[tensorflow2.0——NLP]词嵌入模型一般流程

词嵌入模型一般流程

  1. 读取文件

  2. 获取训练集和测试集-

  3. 生成词典

  4. 建立模型

  5. fit模型训练

  6. 画出损失率(准确率)函数图

模型训练需要注意参数的类型,shape

通常词嵌入模型可以下载现成的模型矩阵

import json

import tensorflow as tf



from tensorflow.keras.preprocessing.text import Tokenizer

from tensorflow.keras.preprocessing.sequence import pad_sequences

超参数

vocab_size = 1000

embedding_dim = 32

max_length = 16

trunc_type = 'post'

padding_type = 'post'

cov_tok = '<OOV>'

training_size = 20000

读取json文件

with open('/root/jupyter/AI/TensorFlow2/NLP/sarcasm.json','r') as f:

    datastore = json.load(f)



sentences = []

labels = []




for item in datastore:

    sentences.append(item['headline'])

    labels.append(item['is_sarcastic'])

print(len(sentences))

拆分训练集和验证集

training_sentences = sentences[0:training_size]

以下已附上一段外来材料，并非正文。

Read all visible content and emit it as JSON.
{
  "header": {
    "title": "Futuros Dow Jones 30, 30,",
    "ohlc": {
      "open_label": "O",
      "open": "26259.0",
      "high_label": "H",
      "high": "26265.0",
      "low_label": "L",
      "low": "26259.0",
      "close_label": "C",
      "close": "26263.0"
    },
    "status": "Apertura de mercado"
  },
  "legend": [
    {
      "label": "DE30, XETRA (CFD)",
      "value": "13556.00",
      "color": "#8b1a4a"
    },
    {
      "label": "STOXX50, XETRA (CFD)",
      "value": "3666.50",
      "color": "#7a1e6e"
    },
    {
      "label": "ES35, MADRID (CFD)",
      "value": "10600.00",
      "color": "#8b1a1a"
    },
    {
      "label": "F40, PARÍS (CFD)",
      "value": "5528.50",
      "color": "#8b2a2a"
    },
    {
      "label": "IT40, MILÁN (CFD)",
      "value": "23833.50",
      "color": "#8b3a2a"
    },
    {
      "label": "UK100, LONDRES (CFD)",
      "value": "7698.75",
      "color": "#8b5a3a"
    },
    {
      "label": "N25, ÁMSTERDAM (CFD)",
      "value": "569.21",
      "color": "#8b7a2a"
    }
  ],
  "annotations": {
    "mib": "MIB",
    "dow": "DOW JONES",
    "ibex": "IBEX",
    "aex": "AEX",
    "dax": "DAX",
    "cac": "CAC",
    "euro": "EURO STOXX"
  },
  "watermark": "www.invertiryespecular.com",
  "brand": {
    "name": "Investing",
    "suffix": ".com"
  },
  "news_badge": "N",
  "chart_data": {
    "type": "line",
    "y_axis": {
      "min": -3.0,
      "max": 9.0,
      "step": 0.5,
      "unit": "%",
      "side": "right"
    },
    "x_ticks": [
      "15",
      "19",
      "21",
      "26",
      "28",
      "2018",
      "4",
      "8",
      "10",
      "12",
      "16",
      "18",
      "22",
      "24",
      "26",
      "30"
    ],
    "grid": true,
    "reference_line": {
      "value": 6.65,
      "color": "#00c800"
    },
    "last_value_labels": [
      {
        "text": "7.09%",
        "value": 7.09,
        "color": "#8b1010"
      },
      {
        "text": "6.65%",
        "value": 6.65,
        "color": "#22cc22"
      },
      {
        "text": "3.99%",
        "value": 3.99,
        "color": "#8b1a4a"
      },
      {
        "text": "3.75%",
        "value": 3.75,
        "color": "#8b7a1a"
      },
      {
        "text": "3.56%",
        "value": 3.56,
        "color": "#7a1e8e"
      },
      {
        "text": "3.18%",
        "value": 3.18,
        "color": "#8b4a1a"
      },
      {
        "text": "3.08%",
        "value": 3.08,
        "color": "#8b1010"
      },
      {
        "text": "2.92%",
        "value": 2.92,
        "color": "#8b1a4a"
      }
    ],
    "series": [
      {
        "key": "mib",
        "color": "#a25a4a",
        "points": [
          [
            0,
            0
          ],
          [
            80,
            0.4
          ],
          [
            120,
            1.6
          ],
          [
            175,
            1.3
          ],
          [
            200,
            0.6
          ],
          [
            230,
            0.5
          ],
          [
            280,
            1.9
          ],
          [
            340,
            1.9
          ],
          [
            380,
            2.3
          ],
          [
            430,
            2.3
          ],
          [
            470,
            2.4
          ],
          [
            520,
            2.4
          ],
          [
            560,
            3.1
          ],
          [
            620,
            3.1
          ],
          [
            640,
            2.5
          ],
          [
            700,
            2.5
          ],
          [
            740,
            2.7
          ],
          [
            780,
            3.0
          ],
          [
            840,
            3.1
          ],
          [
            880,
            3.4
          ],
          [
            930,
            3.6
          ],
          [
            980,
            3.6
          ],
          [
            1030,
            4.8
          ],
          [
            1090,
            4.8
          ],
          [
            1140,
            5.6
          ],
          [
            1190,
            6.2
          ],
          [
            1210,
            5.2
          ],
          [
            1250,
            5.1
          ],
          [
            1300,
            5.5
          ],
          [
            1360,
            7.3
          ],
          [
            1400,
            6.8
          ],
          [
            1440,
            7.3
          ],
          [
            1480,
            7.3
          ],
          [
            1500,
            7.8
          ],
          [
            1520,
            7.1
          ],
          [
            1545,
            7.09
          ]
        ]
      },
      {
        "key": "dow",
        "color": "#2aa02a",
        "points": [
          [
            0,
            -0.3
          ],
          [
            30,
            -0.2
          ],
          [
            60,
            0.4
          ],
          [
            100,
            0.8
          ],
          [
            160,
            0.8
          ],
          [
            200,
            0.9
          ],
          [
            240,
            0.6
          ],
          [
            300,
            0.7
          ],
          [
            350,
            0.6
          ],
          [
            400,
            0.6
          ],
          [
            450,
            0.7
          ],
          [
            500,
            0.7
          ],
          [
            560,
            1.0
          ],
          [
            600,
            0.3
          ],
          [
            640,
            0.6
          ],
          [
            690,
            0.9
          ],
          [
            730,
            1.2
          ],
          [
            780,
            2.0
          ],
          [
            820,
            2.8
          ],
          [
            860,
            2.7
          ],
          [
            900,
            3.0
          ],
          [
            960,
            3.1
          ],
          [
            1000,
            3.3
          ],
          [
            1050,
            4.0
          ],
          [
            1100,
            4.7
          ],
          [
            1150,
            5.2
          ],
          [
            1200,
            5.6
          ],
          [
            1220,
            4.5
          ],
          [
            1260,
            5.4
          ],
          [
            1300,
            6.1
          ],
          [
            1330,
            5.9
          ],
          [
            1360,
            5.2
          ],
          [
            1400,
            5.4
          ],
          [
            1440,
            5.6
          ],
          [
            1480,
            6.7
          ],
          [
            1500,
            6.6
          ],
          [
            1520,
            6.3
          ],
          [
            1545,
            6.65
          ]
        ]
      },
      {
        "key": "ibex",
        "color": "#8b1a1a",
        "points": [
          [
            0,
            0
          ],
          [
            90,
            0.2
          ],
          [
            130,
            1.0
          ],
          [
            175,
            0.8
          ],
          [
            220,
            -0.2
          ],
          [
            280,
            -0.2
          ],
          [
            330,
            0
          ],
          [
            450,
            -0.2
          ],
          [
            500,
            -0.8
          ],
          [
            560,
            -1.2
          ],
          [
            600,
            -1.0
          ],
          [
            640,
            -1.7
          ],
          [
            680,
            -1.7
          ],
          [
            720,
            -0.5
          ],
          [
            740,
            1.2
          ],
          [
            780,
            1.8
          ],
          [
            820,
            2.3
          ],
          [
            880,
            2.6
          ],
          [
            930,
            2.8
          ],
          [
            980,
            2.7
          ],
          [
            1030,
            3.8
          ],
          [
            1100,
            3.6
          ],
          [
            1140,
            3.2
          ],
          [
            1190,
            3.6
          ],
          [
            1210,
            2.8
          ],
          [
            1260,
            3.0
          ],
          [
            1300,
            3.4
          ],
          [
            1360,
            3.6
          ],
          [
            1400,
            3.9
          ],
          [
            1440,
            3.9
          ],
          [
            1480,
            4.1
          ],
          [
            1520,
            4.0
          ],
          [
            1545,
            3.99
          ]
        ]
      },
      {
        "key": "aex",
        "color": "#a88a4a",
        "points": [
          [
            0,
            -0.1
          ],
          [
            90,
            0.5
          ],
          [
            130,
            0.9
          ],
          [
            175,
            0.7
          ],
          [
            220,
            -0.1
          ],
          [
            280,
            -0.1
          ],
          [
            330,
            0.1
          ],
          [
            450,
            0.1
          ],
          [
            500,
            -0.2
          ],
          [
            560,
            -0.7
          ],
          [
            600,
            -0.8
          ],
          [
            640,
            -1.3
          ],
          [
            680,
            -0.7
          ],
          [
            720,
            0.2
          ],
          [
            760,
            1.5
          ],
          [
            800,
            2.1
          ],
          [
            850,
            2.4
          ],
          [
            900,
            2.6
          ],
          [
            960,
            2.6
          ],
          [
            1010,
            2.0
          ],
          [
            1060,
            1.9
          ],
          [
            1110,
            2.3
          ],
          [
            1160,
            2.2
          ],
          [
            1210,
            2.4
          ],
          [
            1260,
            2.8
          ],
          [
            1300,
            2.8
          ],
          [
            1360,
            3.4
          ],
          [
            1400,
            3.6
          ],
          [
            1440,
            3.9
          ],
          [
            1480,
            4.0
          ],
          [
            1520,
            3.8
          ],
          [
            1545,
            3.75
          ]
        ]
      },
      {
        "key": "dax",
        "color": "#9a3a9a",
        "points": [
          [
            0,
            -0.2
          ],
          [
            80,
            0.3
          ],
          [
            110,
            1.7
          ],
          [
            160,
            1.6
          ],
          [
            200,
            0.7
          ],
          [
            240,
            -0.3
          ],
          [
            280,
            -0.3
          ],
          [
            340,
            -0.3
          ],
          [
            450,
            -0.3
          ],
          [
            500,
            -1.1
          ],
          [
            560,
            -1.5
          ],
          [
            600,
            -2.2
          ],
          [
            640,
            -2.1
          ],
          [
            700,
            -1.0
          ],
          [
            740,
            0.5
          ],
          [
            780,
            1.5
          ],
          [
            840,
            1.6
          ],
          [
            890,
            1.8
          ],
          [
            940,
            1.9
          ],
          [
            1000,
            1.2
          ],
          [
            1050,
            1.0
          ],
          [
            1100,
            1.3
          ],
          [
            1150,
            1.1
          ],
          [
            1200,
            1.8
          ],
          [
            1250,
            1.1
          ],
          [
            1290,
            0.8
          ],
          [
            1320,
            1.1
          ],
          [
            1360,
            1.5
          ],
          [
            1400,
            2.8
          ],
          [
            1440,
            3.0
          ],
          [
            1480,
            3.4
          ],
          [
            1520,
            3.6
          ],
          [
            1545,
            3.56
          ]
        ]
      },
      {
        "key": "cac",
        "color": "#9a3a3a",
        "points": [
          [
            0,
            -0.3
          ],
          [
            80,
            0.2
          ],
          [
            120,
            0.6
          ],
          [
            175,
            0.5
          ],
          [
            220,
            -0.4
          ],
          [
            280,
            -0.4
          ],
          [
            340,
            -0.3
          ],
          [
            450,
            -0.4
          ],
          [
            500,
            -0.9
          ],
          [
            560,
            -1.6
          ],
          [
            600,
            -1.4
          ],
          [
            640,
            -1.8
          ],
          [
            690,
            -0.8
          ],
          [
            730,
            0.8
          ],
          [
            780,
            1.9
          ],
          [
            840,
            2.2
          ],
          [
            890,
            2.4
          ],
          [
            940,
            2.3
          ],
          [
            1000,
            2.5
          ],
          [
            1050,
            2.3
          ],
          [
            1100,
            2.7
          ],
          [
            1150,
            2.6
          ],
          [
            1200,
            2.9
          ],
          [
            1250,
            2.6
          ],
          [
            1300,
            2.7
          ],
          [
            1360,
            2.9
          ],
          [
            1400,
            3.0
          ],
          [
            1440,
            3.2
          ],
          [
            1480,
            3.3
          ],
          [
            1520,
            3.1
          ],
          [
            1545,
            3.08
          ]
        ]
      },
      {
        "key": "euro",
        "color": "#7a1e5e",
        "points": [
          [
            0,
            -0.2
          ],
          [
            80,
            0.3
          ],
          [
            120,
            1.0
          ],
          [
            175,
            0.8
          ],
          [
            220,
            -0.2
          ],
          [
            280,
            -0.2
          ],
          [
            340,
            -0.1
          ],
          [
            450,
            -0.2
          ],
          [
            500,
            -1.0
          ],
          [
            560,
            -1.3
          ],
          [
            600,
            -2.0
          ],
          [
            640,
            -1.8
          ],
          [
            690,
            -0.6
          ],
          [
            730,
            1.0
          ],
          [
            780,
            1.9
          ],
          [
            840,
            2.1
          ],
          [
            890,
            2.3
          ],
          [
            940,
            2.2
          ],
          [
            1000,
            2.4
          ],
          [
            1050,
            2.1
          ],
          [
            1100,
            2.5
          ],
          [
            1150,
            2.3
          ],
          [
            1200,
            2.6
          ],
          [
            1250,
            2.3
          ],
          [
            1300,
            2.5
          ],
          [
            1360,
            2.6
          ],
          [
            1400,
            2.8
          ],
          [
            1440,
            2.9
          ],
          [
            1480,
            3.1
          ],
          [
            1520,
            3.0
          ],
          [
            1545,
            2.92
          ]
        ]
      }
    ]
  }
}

testing_sentences = sentences[training_size:]

training_labels = labels[0:training_size]

testing_labels = labels[training_size:]

构建词典

tokenizer = Tokenizer(num_words = vocab_size, oov_token = cov_tok)

tokenizer.fit_on_texts(training_sentences)



word_index = tokenizer.word_index



training_sequences = tokenizer.texts_to_sequences(training_sentences)

training_padded = pad_sequences(training_sequences, maxlen=max_length, 

                                padding=padding_type, truncating=trunc_type)



testing_sequences = tokenizer.texts_to_sequences(testing_sentences)

testing_padded = pad_sequences(testing_sequences, maxlen=max_length, 

                                padding=padding_type, truncating=trunc_type)

模型搭建

model = tf.keras.Sequential([

    tf.keras.layers.Embedding(vocab_size,embedding_dim,input_length=max_length),

    tf.keras.layers.GlobalAveragePooling1D(),

    tf.keras.layers.Dense(24,activation='relu'),

    tf.keras.layers.Dense(1,activation='sigmoid')

])

model.compile(loss='binary_crossentropy',optimizer='adam',metrics=['accuracy'])

model.summary()

print(type(testing_labels),len(testing_labels),testing_labels,'\n')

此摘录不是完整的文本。